- Founded: 1995; 30 years ago
- Location: Ann Arbor, Michigan
- Website: www.michiganpops.org

= University of Michigan Pops Orchestra =

Orchestra in Ann Arbor, Michigan

The Michigan Pops Orchestra is a pops orchestra made up of students at the University of Michigan at Ann Arbor. Of the several orchestras at the University of Michigan, it is the only one that is entirely student-run and student-directed.

==The Michigan Pops Orchestra history==
The Michigan Pops Orchestra is the oldest student-run, student-directed collegiate pops orchestra in the United States. It was started in 1995 by University of Michigan student Warren Hsu, and formally established at the university years later.

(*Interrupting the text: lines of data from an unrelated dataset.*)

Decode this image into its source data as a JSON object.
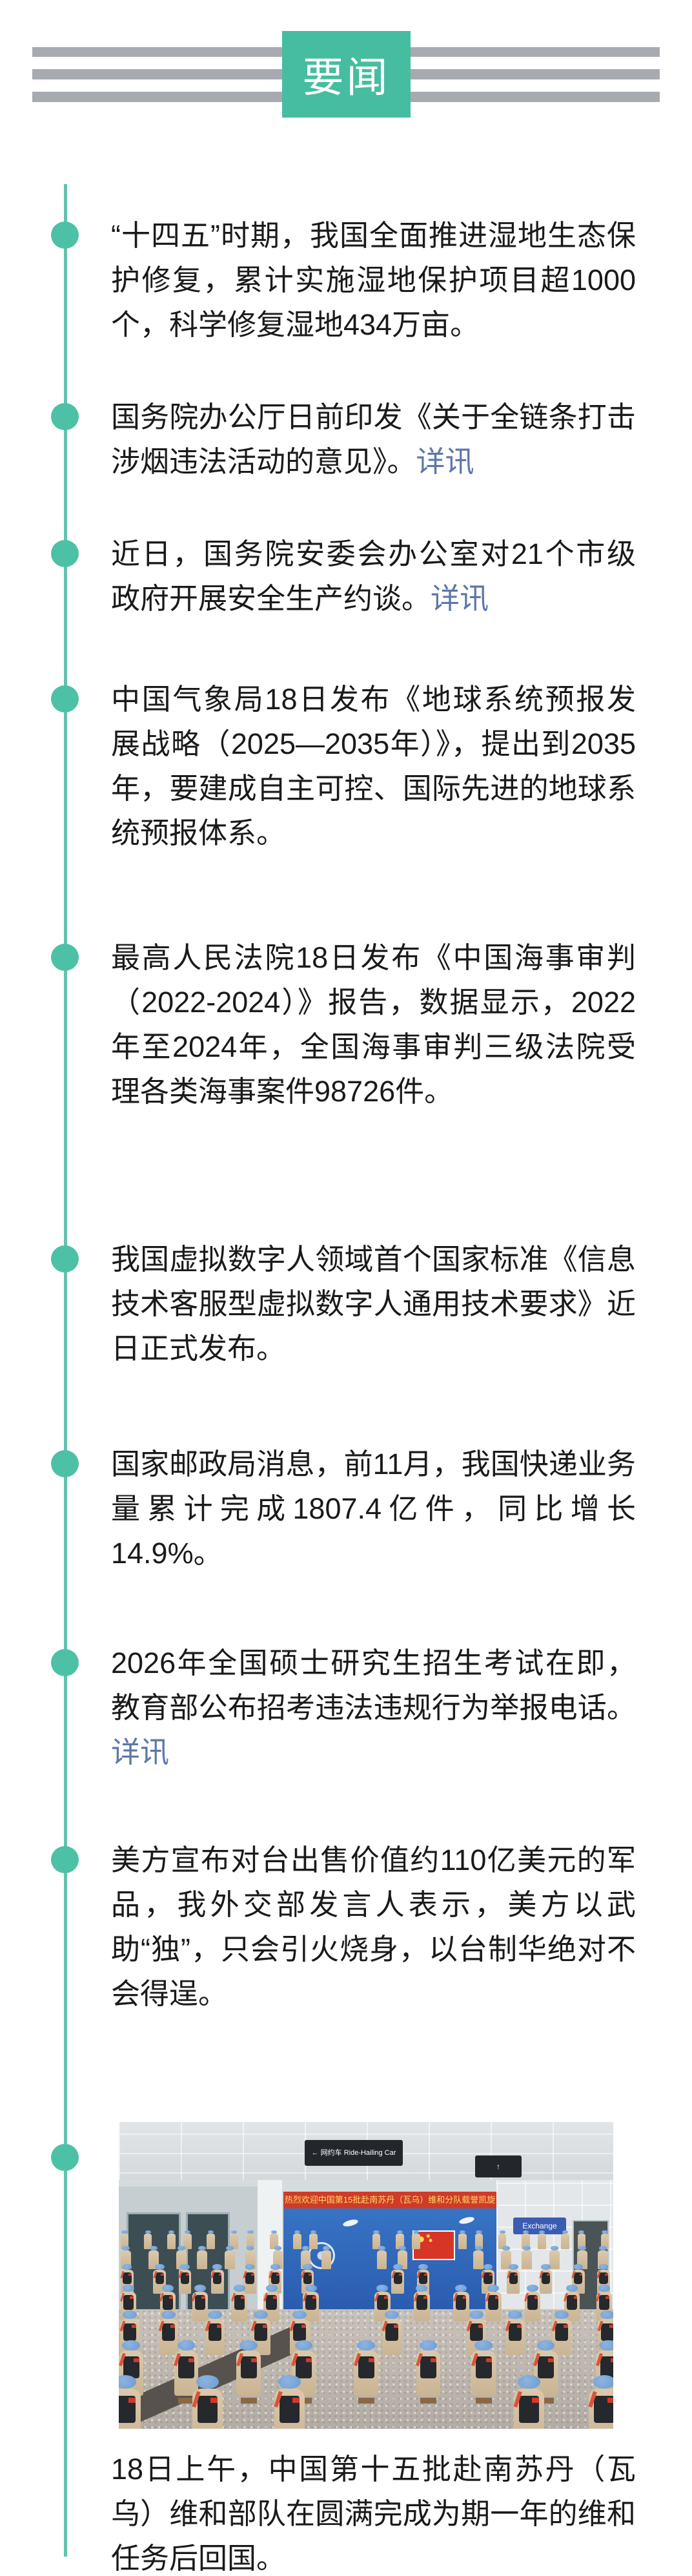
{
  "header": {
    "badge": "要闻"
  },
  "colors": {
    "accent": "#46bda0",
    "stripe": "#a7aab1",
    "dot": "#4cc1a5",
    "line": "#63c2ae",
    "link": "#5d77a8",
    "ink": "#1a1a1a"
  },
  "items": [
    {
      "text": "“十四五”时期，我国全面推进湿地生态保护修复，累计实施湿地保护项目超1000个，科学修复湿地434万亩。",
      "link": ""
    },
    {
      "text": "国务院办公厅日前印发《关于全链条打击涉烟违法活动的意见》。",
      "link": "详讯"
    },
    {
      "text": "近日，国务院安委会办公室对21个市级政府开展安全生产约谈。",
      "link": "详讯"
    },
    {
      "text": "中国气象局18日发布《地球系统预报发展战略（2025—2035年）》，提出到2035年，要建成自主可控、国际先进的地球系统预报体系。",
      "link": ""
    },
    {
      "text": "最高人民法院18日发布《中国海事审判（2022-2024）》报告，数据显示，2022年至2024年，全国海事审判三级法院受理各类海事案件98726件。",
      "link": ""
    },
    {
      "text": "我国虚拟数字人领域首个国家标准《信息技术客服型虚拟数字人通用技术要求》近日正式发布。",
      "link": ""
    },
    {
      "text": "国家邮政局消息，前11月，我国快递业务量累计完成1807.4亿件，同比增长14.9%。",
      "link": ""
    },
    {
      "text": "2026年全国硕士研究生招生考试在即，教育部公布招考违法违规行为举报电话。",
      "link": "详讯"
    },
    {
      "text": "美方宣布对台出售价值约110亿美元的军品，我外交部发言人表示，美方以武助“独”，只会引火烧身，以台制华绝对不会得逞。",
      "link": ""
    }
  ],
  "photo": {
    "banner": "热烈欢迎中国第15批赴南苏丹（瓦乌）维和分队载誉凯旋",
    "ceiling_sign": "← 网约车 Ride-Hailing Car",
    "wall_sign": "Exchange"
  },
  "caption": "18日上午，中国第十五批赴南苏丹（瓦乌）维和部队在圆满完成为期一年的维和任务后回国。"
}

The shows often include antics and multimedia effects. The orchestra attempts to bring as wide a range of audience members as possible so that regardless of classical background, everyone can enjoy the show. The Michigan Pops Orchestra performs at the historic Michigan Theater and is supported by the University Activities Center (UAC).

==Student run, student directed==
The orchestra has an open auditions policy and features students from the College of Literature, Science and the Arts, College of Engineering, and the schools of Nursing, Music, and Business.

The Michigan Pops Orchestra has grown significantly. Beginning with just a few board members and a small group of musicians looking to play without the stress, the Michigan Pops Orchestra has blossomed into a full orchestra with a fourteen-member board.